Anxiety was high during hospital closures when biopsies were not permitted, and routine surgeries cancelled. Due to changes to office-visiting procedures, job losses, remote work, and restrictive social distancing guidelines, several layers of support were ultimately removed for these patients at a critical time.

For Kurtzman’s practice, telemedicine has helped to mitigate some of the negative mental health effects. The ability to connect with patients electronically meant self-isolating patients were still able to communicate face to face with their care providers. As a pleasant surprise to everyone involved, providers and patients felt a shared a sense of empathy during these appointments. At a time when in-person conversations were not possible, Kurtzman says, “Patients appreciated connecting with their hardworking physicians and nurses.
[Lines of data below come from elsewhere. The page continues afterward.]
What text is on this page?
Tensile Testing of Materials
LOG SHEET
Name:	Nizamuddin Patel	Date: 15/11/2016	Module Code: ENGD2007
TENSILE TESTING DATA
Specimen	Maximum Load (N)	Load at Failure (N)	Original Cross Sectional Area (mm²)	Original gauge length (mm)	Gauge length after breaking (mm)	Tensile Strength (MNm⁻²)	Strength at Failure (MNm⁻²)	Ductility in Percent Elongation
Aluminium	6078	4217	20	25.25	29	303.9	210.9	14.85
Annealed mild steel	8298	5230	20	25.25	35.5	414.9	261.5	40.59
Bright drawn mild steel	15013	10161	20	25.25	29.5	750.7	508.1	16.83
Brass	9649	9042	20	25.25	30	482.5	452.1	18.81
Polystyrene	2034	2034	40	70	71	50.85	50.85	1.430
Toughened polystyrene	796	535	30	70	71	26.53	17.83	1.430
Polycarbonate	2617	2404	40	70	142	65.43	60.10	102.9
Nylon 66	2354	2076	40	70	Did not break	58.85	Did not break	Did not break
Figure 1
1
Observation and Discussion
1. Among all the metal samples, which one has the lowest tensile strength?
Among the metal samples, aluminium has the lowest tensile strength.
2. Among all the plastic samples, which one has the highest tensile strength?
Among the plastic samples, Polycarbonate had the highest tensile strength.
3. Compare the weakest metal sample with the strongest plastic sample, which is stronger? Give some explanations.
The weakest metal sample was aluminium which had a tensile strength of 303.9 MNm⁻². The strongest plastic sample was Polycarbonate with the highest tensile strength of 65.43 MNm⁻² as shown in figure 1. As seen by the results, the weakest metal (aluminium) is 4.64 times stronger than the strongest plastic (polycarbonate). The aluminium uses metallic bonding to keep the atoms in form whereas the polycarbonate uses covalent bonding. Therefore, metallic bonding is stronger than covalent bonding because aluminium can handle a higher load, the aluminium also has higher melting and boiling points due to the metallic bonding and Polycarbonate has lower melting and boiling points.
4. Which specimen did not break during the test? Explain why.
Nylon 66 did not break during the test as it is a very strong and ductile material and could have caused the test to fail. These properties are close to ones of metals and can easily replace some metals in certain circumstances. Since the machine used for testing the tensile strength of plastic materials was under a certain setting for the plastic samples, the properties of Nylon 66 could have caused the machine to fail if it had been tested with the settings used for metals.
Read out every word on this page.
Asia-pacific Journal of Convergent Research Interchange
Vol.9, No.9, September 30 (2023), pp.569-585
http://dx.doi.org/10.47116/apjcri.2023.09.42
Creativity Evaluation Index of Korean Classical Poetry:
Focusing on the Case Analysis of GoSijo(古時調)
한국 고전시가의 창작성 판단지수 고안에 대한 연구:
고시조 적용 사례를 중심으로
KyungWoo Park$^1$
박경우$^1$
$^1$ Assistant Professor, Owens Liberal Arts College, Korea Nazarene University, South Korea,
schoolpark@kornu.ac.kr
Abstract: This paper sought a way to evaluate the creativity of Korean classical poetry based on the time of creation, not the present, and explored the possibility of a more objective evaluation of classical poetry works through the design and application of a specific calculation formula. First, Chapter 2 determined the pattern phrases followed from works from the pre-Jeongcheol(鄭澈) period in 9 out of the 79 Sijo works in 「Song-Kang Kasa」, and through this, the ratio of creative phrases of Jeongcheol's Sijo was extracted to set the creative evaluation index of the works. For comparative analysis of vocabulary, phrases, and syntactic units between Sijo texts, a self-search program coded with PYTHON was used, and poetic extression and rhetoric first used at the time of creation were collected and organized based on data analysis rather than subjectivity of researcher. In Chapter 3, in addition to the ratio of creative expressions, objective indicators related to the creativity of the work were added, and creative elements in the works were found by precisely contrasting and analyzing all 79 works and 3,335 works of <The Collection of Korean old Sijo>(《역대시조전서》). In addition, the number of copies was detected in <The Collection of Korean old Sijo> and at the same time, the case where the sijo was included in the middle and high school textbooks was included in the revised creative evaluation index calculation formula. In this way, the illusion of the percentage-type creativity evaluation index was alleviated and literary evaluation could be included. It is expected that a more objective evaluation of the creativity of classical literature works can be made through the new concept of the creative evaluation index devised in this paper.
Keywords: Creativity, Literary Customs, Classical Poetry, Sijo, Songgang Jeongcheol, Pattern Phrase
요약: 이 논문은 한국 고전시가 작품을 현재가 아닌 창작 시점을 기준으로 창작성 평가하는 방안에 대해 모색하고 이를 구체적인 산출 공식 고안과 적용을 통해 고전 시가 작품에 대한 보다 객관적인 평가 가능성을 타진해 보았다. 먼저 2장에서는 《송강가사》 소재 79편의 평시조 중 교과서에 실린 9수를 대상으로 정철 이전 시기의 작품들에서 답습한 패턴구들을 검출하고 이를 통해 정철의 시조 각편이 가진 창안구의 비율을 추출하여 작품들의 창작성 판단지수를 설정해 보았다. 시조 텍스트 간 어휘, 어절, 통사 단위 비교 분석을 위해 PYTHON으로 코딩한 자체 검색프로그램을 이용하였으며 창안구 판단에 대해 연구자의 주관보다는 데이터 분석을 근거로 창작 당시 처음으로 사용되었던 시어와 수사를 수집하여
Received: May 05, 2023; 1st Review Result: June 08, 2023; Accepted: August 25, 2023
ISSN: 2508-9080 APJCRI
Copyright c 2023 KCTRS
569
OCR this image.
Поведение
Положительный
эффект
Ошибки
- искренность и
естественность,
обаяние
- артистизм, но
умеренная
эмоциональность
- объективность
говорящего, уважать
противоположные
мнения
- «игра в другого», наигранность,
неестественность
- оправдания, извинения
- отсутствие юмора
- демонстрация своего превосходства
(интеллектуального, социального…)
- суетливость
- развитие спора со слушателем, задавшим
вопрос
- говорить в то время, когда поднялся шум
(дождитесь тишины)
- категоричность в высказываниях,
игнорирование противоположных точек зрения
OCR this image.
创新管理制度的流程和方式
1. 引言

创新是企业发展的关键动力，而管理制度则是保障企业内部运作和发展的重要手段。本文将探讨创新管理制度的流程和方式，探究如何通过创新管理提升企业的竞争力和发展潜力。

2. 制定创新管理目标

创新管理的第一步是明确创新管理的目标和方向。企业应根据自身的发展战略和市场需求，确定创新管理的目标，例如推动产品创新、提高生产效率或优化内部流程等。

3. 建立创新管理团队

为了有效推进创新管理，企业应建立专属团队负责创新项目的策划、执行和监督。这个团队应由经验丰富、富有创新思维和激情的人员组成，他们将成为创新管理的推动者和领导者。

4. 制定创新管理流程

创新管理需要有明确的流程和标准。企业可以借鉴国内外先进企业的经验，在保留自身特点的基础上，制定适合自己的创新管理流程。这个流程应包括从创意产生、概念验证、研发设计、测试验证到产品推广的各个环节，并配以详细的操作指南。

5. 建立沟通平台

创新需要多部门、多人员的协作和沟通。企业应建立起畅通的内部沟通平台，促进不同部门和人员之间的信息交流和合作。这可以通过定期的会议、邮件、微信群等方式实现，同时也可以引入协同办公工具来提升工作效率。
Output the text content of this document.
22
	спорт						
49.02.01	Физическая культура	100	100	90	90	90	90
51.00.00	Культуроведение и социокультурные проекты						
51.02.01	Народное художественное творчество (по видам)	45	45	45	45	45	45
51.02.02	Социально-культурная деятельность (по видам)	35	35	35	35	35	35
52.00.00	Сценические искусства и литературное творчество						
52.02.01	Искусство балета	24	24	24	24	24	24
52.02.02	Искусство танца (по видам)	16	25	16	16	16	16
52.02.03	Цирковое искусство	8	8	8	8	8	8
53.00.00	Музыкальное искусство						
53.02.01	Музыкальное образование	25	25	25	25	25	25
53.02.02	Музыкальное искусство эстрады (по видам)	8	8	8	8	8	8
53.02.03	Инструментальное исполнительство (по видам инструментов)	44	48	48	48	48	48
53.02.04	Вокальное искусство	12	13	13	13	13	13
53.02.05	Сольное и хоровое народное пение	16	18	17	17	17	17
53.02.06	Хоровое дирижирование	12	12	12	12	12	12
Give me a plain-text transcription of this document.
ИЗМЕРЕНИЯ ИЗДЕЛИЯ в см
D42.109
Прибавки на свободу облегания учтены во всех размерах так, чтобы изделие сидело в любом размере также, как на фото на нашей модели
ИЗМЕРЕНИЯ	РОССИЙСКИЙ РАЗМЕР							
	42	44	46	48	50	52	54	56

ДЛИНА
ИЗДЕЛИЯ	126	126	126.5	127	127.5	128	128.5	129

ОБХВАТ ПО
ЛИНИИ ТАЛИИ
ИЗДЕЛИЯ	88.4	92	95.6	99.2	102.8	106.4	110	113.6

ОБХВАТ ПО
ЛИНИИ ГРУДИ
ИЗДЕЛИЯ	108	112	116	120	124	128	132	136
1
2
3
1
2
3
Simply speaking with us made them feel better.”

Additionally, in offices where family members were no longer able to join appointments in person, telehealth enabled them to join remotely, provide support, and maintain involvement in their relative’s care. They could continue to participate in critical conversations, ask questions, and take notes.

3. The Telehealth Factor

Telemedicine has proven to be very valuable, but both patients, their caregivers, and providers had to adjust to this new technology. Some were technologically unprepared, lacked camera hardware, or misunderstood the telemedicine process. Dropped calls took time to resolve and the first several minutes of calls were dedicated to technical support. Providers’ office staff spent hours every day with patients explaining telemedicine processes.

Fortunately, today, the challenges have been largely surmounted and telehealth has proven to be an unexpected ally in the pandemic. It allows us to maintain care conveniently and safely for all patients, while reducing the risk of virus transmission for those who must visit our office.

4. The Virtual Element

Telehealth has its limitations. A critical component of telehealth includes integrating a virtual tumor board solution. As cancer care teams have found in the past few months, virtual tumor board platforms drive care team engagement and support the dire need of multidisciplinary discussions—both of which are critical factors in the new normal of healthcare. Whether in-person or remote, everyone from pathologists and radiologists to specialists can review multiple patient cases in real time in a HIPAA-secure environment with the right solution. A virtual solution can also help teams more efficiently address their patient backlogs while recovering lost revenue by increasing referrals, connecting patients to clinical trials, and managing accreditations.

For cancer tumor registrars, certain virtual solutions replace the manual and labor-intensive process of preparing for tumor board meetings. Significant reductions in preparation time save hospitals money and can help reduce the cost of care.

Kurtzman’s team uses OncoLens as their virtual tumor board solution. “At Waterbury Hospital, we quickly load cases, get radiology and pathology prepared, and keep a record of who presents. It’s really a great tool,” he adds.

The Future

The COVID-19 pandemic has permanently changed cancer care, just as it has permanently altered the healthcare industry in general. Ultimately, I believe these changes will benefit everyone—from our care team colleagues to patients and their caregivers. Through the efficiencies, clinical decision support, and convenience they enable, technologies such as telehealth and virtual multidisciplinary tumor boards will play an increasing role in care delivery  to better interact with and care for our communities.

Despite the negative impacts of the pandemic, COVID-19 did force rapid and potentially positive changes in a healthcare system that is traditionally slow to change. We expect that as the pandemic recedes these innovations in healthcare will have changed care delivery for the better.

Dr. Lijo Simpson is the chief medical officer and cofounder of OncoLens. He is a board-certified Hematologist and Medical Oncologist with Atlanta Cancer Care and practices at DeKalb Medical Center and Southern Regional Medical Center.